Apple’s WWDC conference is becoming a hardware party

May 17, 2017 09:53 GMT  ·  By

Apple will kick off the WWDC conference next month, but even though it’s essentially a developer event, it has all the chances to become a hardware party given the new products that Cupertino is planning to introduce.

New iPads and new MacBooks will almost certainly see daylight at WWDC, with analysts also expecting some other devices, including a Siri speaker.

While at first glance it makes sense for Apple to unveil these products at its own conference, the new product launches are the company’s own response to Microsoft, the Redmond-based software giant that has expanded to hardware with its Surface lineup.

Specifically, the Surface series has expanded to include well-selling devices that compete directly against Apple’s, and with Microsoft going all-in on innovations, the battle in this market got fiercer than the iPhone maker imagined a few years ago.

In fact, Apple itself made fun of Microsoft’s original Surface that put a keyboard on a tablet, calling it a mix between a toaster and a refrigerator, but due to the success that this concept recorded over the years, the company had no other option than to embrace it as well.

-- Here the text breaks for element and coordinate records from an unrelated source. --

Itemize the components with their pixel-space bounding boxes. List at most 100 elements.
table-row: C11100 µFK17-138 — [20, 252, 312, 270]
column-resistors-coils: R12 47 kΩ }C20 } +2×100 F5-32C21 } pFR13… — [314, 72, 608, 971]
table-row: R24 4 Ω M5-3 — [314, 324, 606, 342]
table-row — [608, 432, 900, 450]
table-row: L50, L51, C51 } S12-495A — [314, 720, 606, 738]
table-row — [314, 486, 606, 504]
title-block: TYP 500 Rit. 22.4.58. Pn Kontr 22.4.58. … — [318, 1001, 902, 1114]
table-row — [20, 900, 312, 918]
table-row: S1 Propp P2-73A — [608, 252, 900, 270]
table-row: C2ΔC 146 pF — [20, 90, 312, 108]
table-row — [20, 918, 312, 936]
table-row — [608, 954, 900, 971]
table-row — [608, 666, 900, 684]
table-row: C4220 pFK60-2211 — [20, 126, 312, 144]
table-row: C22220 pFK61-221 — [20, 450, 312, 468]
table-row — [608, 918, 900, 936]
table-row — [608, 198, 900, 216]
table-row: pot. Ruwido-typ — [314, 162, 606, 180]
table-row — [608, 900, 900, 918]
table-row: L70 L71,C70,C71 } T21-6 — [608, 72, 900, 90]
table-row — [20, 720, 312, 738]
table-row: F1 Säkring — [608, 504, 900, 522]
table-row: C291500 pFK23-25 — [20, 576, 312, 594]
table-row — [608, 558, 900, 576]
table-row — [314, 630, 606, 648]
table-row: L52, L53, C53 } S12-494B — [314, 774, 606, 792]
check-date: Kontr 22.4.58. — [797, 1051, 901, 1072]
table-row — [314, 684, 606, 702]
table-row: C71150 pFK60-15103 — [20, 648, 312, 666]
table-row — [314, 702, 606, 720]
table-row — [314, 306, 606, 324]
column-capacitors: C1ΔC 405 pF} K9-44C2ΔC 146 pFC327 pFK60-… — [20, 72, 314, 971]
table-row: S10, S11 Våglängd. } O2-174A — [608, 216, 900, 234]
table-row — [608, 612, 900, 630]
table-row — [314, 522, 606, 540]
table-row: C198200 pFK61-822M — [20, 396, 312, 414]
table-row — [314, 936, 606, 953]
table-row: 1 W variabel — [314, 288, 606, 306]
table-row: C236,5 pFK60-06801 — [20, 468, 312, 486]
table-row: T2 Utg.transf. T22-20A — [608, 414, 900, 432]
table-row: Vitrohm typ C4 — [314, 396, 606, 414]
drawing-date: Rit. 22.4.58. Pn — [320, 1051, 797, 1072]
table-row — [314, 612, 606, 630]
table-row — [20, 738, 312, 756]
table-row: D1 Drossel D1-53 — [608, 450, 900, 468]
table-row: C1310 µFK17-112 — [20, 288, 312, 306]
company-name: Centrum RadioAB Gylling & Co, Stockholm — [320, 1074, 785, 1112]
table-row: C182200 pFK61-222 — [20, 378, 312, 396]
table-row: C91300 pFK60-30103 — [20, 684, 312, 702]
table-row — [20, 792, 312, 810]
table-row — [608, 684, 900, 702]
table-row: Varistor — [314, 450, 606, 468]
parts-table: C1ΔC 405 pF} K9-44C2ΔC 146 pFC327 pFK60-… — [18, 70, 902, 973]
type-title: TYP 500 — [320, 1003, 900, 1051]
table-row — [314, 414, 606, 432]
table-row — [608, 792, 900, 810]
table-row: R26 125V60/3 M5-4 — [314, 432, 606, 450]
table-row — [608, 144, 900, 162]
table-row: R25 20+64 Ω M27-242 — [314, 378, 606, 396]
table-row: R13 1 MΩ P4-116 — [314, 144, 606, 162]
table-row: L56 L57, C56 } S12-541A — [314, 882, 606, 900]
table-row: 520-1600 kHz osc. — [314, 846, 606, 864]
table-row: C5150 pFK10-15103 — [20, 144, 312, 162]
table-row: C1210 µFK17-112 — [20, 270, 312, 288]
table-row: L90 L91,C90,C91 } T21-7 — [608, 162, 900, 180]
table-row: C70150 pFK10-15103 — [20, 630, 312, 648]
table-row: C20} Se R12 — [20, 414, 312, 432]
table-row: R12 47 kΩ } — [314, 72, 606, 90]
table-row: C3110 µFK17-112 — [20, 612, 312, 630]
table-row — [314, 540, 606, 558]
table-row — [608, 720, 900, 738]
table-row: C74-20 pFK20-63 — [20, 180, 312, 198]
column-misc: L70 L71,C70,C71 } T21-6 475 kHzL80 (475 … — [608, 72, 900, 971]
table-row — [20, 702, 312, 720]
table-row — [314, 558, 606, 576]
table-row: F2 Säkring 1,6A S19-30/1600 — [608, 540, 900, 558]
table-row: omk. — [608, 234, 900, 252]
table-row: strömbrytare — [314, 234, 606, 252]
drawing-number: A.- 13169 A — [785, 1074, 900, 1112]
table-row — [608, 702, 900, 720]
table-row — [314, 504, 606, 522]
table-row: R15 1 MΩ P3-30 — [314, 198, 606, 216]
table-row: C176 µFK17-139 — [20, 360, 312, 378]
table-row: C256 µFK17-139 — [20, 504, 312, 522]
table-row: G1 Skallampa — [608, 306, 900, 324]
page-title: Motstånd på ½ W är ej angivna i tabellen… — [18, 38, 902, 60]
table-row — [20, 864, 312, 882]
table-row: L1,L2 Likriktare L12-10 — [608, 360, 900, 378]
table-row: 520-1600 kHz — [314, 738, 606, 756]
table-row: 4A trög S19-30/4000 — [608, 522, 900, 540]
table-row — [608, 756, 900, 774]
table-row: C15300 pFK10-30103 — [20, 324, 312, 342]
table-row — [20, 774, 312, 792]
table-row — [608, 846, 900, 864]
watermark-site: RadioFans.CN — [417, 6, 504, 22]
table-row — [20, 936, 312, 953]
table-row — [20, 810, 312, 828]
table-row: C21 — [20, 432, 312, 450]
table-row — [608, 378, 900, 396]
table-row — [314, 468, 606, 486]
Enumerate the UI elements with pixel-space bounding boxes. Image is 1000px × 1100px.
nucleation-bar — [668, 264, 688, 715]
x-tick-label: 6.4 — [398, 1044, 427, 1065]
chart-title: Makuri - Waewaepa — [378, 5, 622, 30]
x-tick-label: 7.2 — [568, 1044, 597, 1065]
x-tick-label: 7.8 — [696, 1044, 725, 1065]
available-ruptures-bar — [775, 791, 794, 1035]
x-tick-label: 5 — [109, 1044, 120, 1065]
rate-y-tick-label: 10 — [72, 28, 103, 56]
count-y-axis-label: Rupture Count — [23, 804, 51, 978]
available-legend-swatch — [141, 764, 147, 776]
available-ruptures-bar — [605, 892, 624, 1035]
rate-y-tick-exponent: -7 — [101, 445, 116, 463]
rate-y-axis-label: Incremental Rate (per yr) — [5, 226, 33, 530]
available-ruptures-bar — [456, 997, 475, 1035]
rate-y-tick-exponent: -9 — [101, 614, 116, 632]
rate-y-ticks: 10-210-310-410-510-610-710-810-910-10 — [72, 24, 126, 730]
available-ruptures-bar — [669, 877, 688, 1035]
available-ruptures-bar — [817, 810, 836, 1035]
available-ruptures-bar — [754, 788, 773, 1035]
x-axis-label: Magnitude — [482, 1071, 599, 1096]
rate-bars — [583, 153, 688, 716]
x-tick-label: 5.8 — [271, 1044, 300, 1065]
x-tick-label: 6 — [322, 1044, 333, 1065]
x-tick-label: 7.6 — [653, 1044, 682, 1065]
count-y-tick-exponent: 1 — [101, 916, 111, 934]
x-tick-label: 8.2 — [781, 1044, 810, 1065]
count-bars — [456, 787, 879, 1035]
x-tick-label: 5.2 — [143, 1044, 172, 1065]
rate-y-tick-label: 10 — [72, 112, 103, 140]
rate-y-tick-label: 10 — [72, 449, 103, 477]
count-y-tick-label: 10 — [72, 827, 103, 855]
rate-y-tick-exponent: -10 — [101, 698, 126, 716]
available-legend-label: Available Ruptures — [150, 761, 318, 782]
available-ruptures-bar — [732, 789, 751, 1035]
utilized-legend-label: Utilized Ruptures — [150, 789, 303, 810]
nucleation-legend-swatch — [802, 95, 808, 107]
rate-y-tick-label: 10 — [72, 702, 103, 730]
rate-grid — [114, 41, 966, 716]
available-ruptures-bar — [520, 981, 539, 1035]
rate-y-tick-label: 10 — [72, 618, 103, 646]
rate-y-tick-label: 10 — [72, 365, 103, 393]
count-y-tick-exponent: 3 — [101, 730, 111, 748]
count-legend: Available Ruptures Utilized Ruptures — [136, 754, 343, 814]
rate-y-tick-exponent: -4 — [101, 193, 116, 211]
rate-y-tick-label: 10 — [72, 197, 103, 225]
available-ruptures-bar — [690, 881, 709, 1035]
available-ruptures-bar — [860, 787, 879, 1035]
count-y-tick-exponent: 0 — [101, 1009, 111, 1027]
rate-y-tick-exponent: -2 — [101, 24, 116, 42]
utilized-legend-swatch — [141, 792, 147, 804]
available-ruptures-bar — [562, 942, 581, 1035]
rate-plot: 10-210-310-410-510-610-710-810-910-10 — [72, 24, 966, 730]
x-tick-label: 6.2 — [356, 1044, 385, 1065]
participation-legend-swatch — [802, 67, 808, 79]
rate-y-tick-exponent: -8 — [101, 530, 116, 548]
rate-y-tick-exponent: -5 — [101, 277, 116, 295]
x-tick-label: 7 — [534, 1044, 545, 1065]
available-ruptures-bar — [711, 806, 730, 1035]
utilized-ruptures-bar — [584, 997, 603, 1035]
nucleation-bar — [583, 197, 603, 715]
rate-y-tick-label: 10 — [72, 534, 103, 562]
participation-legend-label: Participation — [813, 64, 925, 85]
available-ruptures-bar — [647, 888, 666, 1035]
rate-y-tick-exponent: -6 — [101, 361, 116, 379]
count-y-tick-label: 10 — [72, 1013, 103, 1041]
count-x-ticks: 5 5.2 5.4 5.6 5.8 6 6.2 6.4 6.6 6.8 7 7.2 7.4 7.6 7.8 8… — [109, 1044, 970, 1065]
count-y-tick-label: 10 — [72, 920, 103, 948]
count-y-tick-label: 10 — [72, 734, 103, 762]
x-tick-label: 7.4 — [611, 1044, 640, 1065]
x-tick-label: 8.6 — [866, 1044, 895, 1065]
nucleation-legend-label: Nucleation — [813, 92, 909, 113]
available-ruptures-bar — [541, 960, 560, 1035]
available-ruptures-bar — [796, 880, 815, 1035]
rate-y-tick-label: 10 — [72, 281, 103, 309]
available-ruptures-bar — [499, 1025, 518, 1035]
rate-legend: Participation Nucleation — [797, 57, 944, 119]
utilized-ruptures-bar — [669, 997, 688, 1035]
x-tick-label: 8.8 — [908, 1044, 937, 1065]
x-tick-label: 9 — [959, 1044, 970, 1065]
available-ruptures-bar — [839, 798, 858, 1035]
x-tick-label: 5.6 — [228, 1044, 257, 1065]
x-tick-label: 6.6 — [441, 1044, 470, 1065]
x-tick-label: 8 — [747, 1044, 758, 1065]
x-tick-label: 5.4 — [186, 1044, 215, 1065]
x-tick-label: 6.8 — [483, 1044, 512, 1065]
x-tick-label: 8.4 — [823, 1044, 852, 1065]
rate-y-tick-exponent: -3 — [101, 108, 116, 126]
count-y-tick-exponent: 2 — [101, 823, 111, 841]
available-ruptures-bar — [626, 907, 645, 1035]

So next month’s developer event is becoming next month’s hardware event, with Apple to take the wraps off the next Surface Pro rival - a bezel-less 10.5-inch iPad Pro and upgrades to the MacBook lineup to compete against Microsoft’s own Surface Book laptop.

The WWDC conference

Historically, the Apple Worldwide Developer Conference has been an event mixing both hardware and software launches, though in the last couple of years the focus has been switched to the latter. Microsoft’s growth in hardware, however, forces Apple to consider its options, and this is why this year’s WWDC is expected to bring a plethora of new devices.

In 2010, Apple used the WWDC to launch the iPhone 4, plus FaceTime and iMovie, while the following year, the company decided to stick with software and introduced Mac OS X Lion and iOS 5. In 2012, WWDC brought us new MacBook Air and MacBook Pro, as well as OS X Mountain Lion and iOS 6, while in 2013, the mix included updated Mac Pro, AirPort Time Capsule, AirPort Extreme, and MacBook Air.

The 2014 edition of WWDC witnessed the introduction of iOS 8 and OS Yosemite, while a year later, Apple unveiled iOS 9 and OS X El Capitan. Finally, 2016 brought us the OS X rebranding to macOS, iOS 10, watchOS 3, and tvOS 10.

After two years of full focus on software, Apple’s WWDC is making hardware a hot topic again in 2017, so expect new iPads, new MacBooks, as well as software news like a preview of iOS 11.